Dr. Matthay briefly discusses the positive correlation between TrkA expression, favorable outcome, and single-copy MYCN.[9] Other work looking at TrkB expression and its ligand BDNF has revealed various interesting findings. Coexpression of BDNF and TrkB affects survival, differentiation, and invasiveness of human neuroblastoma cells in vivo.[10] TrkB receptors may also enhance chemoresistance through a non-mdr mechanism.[11] Coexpression of TrkC receptors and NT-3 also suggests a role for TrkC and its preferred ligand NT-3 in neuroblastoma differentiation and/or regression.[12]
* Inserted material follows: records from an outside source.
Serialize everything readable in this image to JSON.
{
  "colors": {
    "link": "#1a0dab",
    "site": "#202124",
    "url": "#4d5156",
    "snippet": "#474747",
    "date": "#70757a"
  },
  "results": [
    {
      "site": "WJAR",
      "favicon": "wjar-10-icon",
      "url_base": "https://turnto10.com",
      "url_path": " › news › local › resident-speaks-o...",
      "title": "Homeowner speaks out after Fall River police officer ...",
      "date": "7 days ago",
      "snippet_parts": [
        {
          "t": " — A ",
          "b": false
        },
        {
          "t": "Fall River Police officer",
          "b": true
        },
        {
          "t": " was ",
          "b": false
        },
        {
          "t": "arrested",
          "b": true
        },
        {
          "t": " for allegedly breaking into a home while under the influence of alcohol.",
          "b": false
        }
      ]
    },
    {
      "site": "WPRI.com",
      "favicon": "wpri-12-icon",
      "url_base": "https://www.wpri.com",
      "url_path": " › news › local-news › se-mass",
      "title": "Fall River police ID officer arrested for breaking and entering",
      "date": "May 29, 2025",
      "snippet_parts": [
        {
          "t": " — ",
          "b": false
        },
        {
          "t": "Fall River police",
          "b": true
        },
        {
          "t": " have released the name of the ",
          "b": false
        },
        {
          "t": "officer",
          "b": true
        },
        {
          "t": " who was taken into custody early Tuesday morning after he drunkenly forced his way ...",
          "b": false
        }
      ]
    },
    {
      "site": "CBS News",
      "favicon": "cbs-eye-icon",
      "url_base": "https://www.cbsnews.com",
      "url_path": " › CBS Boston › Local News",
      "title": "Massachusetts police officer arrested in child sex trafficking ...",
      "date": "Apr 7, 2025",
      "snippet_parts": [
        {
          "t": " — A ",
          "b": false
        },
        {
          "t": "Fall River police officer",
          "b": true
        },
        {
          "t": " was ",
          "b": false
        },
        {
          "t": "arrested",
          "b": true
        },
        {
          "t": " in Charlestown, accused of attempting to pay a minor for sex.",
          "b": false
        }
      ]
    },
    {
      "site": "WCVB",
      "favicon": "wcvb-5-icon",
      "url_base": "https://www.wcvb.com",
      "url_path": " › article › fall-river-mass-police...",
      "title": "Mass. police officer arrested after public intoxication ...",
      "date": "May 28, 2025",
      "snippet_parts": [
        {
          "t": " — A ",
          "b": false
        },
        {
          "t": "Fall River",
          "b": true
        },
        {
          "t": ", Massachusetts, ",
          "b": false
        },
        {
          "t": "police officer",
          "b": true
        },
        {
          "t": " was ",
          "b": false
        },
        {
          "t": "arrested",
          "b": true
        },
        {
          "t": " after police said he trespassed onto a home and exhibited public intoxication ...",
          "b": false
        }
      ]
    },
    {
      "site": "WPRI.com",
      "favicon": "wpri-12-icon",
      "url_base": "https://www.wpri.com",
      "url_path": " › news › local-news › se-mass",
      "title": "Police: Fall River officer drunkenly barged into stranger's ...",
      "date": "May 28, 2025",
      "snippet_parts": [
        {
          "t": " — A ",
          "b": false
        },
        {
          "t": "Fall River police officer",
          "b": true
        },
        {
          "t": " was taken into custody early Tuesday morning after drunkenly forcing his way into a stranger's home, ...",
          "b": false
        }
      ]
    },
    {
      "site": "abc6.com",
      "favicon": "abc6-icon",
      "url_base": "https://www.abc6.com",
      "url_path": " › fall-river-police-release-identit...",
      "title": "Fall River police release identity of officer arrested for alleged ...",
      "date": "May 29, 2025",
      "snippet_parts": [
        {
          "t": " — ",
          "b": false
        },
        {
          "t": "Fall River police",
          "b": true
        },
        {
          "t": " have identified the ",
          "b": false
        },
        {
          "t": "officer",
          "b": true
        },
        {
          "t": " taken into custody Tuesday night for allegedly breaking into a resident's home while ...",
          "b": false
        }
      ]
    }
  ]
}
From a therapeutic standpoint, targeted gene therapy incorporating an agent to activate or upregulate TrkA and/or TrkC expression with a neuroblastoma-specific target (eg, GD₂) may help decrease cell growth Conversely, direct downregulation of TrkB-receptor activity may help induce apoptosis and decrease cell survival. The hematopoietic receptor c-kit and its ligand stem-cell factor have also been shown to be coexpressed in neuroblastoma and to serve as a survival factor, which, if removed, induces apoptosis.[13] Lastly, one might imagine the use of multiple trophin disrupters to induce apoptosis, either in concert or sequentially with standard therapeutic modalities.
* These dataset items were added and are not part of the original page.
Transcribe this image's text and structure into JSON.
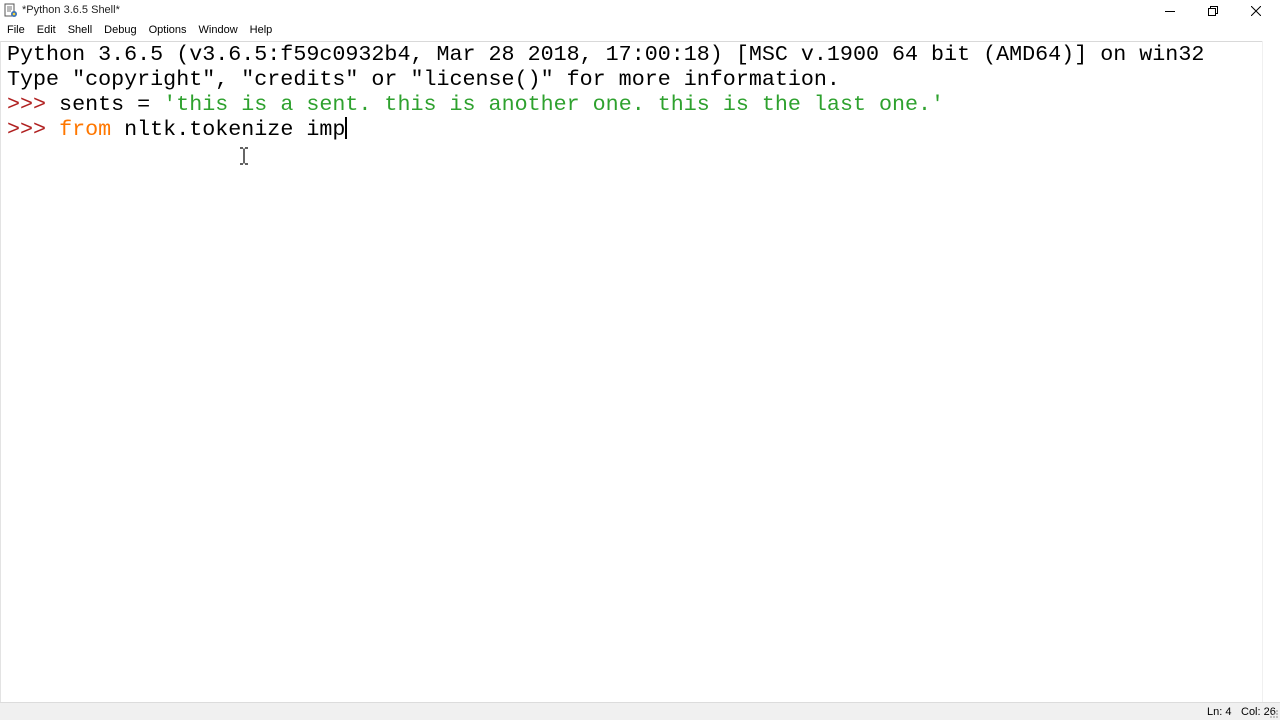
{
  "window": {
    "title": "*Python 3.6.5 Shell*",
    "icon": "python-idle-icon",
    "controls": [
      "minimize-icon",
      "restore-icon",
      "close-icon"
    ]
  },
  "menu": {
    "items": [
      "File",
      "Edit",
      "Shell",
      "Debug",
      "Options",
      "Window",
      "Help"
    ]
  },
  "shell": {
    "banner_line1": "Python 3.6.5 (v3.6.5:f59c0932b4, Mar 28 2018, 17:00:18) [MSC v.1900 64 bit (AMD64)] on win32",
    "banner_line2": "Type \"copyright\", \"credits\" or \"license()\" for more information.",
    "prompt": ">>>",
    "line3": {
      "code": " sents = ",
      "string": "'this is a sent. this is another one. this is the last one.'"
    },
    "line4": {
      "keyword": "from",
      "code": " nltk.tokenize imp"
    }
  },
  "status": {
    "line": "Ln: 4",
    "col": "Col: 26"
  },
  "colors": {
    "prompt": "#b02020",
    "string": "#2ea12e",
    "keyword": "#ff7700",
    "text": "#000000"
  }
}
Direct Targeting of Antiapoptosis Genes—The gene bcl-2 has been shown to be a powerful protector of survival in neuronal cells.[14] Downregulation of bcl-2 is associated with retinoic acid-induced differentiation and growth arrest and/or death,[15] and overexpression of bcl-2 can prevent NGF-withdrawal-induced apoptosis. Thus, another potential target of therapy, either genetic or pharmacologic, would be downregulation of bcl-2 expression. In addition, both bcl-2 and the related gene bcl-x can inhibit chemotherapy-induced apoptosis[16,17], and, thus, targeting bcl-2/bcl-x would be another way of overcoming multidrug resistance.
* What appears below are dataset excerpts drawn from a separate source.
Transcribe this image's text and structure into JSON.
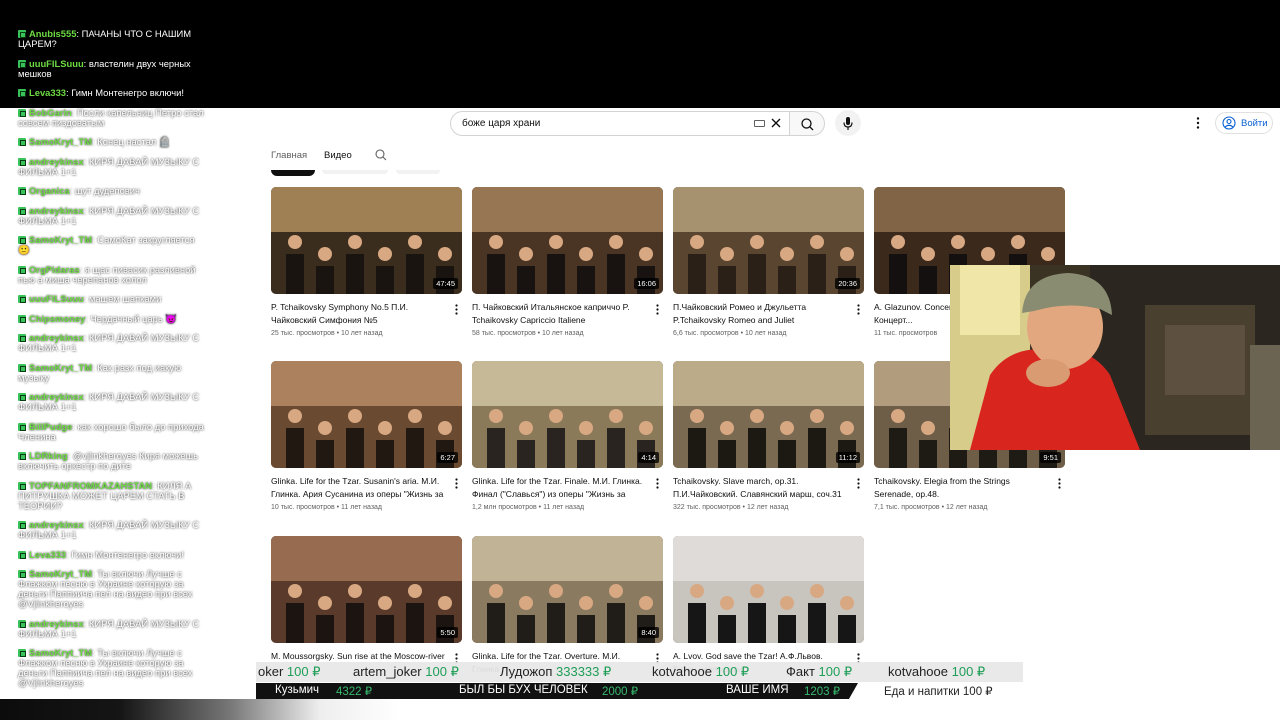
{
  "chat": [
    {
      "nick": "Anubis555",
      "text": "ПАЧАНЫ ЧТО С НАШИМ ЦАРЕМ?"
    },
    {
      "nick": "uuuFILSuuu",
      "text": "властелин двух черных мешков"
    },
    {
      "nick": "Leva333",
      "text": "Гимн Монтенегро включи!"
    },
    {
      "nick": "BobGarin",
      "text": "Посли капельниц Петро стал совсем пиздоватым"
    },
    {
      "nick": "SamoKryt_TM",
      "text": "Конец настал 🪦"
    },
    {
      "nick": "andreykinsx",
      "text": "КИРЯ ДАВАЙ МУЗЫКУ С ФИЛЬМА 1+1"
    },
    {
      "nick": "Organica",
      "text": "шут дудепович"
    },
    {
      "nick": "andreykinsx",
      "text": "КИРЯ ДАВАЙ МУЗЫКУ С ФИЛЬМА 1+1"
    },
    {
      "nick": "SamoKryt_TM",
      "text": "СамоКат закругляется 🙂"
    },
    {
      "nick": "OrgPidaras",
      "text": "я щас пивасик разливной пью а миша черепанов  холол"
    },
    {
      "nick": "uuuFILSuuu",
      "text": "машем шапками"
    },
    {
      "nick": "Chipsmoney",
      "text": "Чердачный царь 😈"
    },
    {
      "nick": "andreykinsx",
      "text": "КИРЯ ДАВАЙ МУЗЫКУ С ФИЛЬМА 1+1"
    },
    {
      "nick": "SamoKryt_TM",
      "text": "Как разх под иакую музыку"
    },
    {
      "nick": "andreykinsx",
      "text": "КИРЯ ДАВАЙ МУЗЫКУ С ФИЛЬМА 1+1"
    },
    {
      "nick": "BillPudge",
      "text": "как хорошо было до прихода Членина"
    },
    {
      "nick": "LDRking",
      "text": "@vjlinkheroyes Киря можешь включить оркестр по дите"
    },
    {
      "nick": "TOPFANFROMKAZAHSTAN",
      "text": "КИЛЯ А ПИТРУШКА МОЖЕТ ЦАРЕМ СТАТЬ В ТЕОРИИ?"
    },
    {
      "nick": "andreykinsx",
      "text": "КИРЯ ДАВАЙ МУЗЫКУ С ФИЛЬМА 1+1"
    },
    {
      "nick": "Leva333",
      "text": "Гимн Монтенегро включи!"
    },
    {
      "nick": "SamoKryt_TM",
      "text": "Ты включи Лучше с Флажком песню в Украине которую за деньги Паппиича пел на видео при  всех @Vjlinkheroyes"
    },
    {
      "nick": "andreykinsx",
      "text": "КИРЯ ДАВАЙ МУЗЫКУ С ФИЛЬМА 1+1"
    },
    {
      "nick": "SamoKryt_TM",
      "text": "Ты включи Лучше с Флажком песню в Украине которую за деньги Паппиича пел на видео при  всех @Vjlinkheroyes"
    }
  ],
  "youtube": {
    "search_value": "боже царя храни",
    "signin_label": "Войти",
    "tabs": {
      "home": "Главная",
      "videos": "Видео"
    }
  },
  "videos": [
    {
      "title": "P. Tchaikovsky Symphony No.5 П.И. Чайковский Симфония №5",
      "views": "25 тыс. просмотров",
      "age": "10 лет назад",
      "duration": "47:45"
    },
    {
      "title": "П. Чайковский Итальянское каприччо P. Tchaikovsky Capriccio Italiene",
      "views": "58 тыс. просмотров",
      "age": "10 лет назад",
      "duration": "16:06"
    },
    {
      "title": "П.Чайковский Ромео и Джульетта P.Tchaikovsky Romeo and Juliet",
      "views": "6,6 тыс. просмотров",
      "age": "10 лет назад",
      "duration": "20:36"
    },
    {
      "title": "A. Glazunov. Concerto... А.К.Глазунов. Концерт...",
      "views": "11 тыс. просмотров",
      "age": "",
      "duration": ""
    },
    {
      "title": "Glinka. Life for the Tzar. Susanin's aria. М.И. Глинка. Ария Сусанина из оперы \"Жизнь за царя\"",
      "views": "10 тыс. просмотров",
      "age": "11 лет назад",
      "duration": "6:27"
    },
    {
      "title": "Glinka. Life for the Tzar. Finale. М.И. Глинка. Финал (\"Славься\") из оперы \"Жизнь за царя\"",
      "views": "1,2 млн просмотров",
      "age": "11 лет назад",
      "duration": "4:14"
    },
    {
      "title": "Tchaikovsky. Slave march, op.31. П.И.Чайковский. Славянский марш, соч.31",
      "views": "322 тыс. просмотров",
      "age": "12 лет назад",
      "duration": "11:12"
    },
    {
      "title": "Tchaikovsky. Elegia from the Strings Serenade, op.48.",
      "views": "7,1 тыс. просмотров",
      "age": "12 лет назад",
      "duration": "9:51"
    },
    {
      "title": "M. Moussorgsky. Sun rise at the Moscow-river",
      "views": "",
      "age": "",
      "duration": "5:50"
    },
    {
      "title": "Glinka. Life for the Tzar. Overture. М.И. Глинка",
      "views": "",
      "age": "",
      "duration": "8:40"
    },
    {
      "title": "A. Lvov. God save the Tzar! А.Ф.Львов. Боже, царя храни!",
      "views": "",
      "age": "",
      "duration": ""
    }
  ],
  "ticker": [
    {
      "name": "oker",
      "amount": "100 ₽"
    },
    {
      "name": "artem_joker",
      "amount": "100 ₽"
    },
    {
      "name": "Лудожоп",
      "amount": "333333 ₽"
    },
    {
      "name": "kotvahooe",
      "amount": "100 ₽"
    },
    {
      "name": "Факт",
      "amount": "100 ₽"
    },
    {
      "name": "kotvahooe",
      "amount": "100 ₽"
    }
  ],
  "donations": [
    {
      "name": "Кузьмич",
      "amount": "4322 ₽"
    },
    {
      "name": "БЫЛ БЫ БУХ ЧЕЛОВЕК",
      "amount": "2000 ₽"
    },
    {
      "name": "ВАШЕ ИМЯ",
      "amount": "1203 ₽"
    }
  ],
  "donation_extra": "Еда и напитки 100 ₽",
  "colors": {
    "nick": "#6ddc43",
    "ticker_amount": "#1e9e57",
    "signin": "#065fd4"
  }
}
In experiments in which neuroblastoma cells were infected with a genetically engineered vector designed to disrupt bcl-2 and bcl-x expression, a rapid loss of cell viability, DNA fragmentation, and morphologic features of apoptosis were seen even in neuroblastoma cells transfected to overexpress bcl-2 and bcl-xL.[18] Another approach to regulation of bcl-2 expression may be through growth or survival factor withdrawal. Downregulation of c-kit-receptor expression using antisense oligonucleotides induced apoptosis and simultaneously downregulated bcl-2 expression [Cohen PS, Thiele CJ, and Chan JS, unpublished data].

Conclusions

The great strides made in our understanding of neuroblastoma biology during the last decade suggest that we have much to look forward to in the near future. To achieve an improved outlook for children with advanced-stage disease, the tools of biotechnology and gene therapy should be seriously considered. In addition to the novel therapeutic approaches discussed above, other strategies involving antiangiogenesis agents, tumor vaccines, and immunomodulation, among others, are being investigated. However, to realize the promise of this work, funding priorities for this orphan disease, the incidence of which is only 500 cases per year, must change.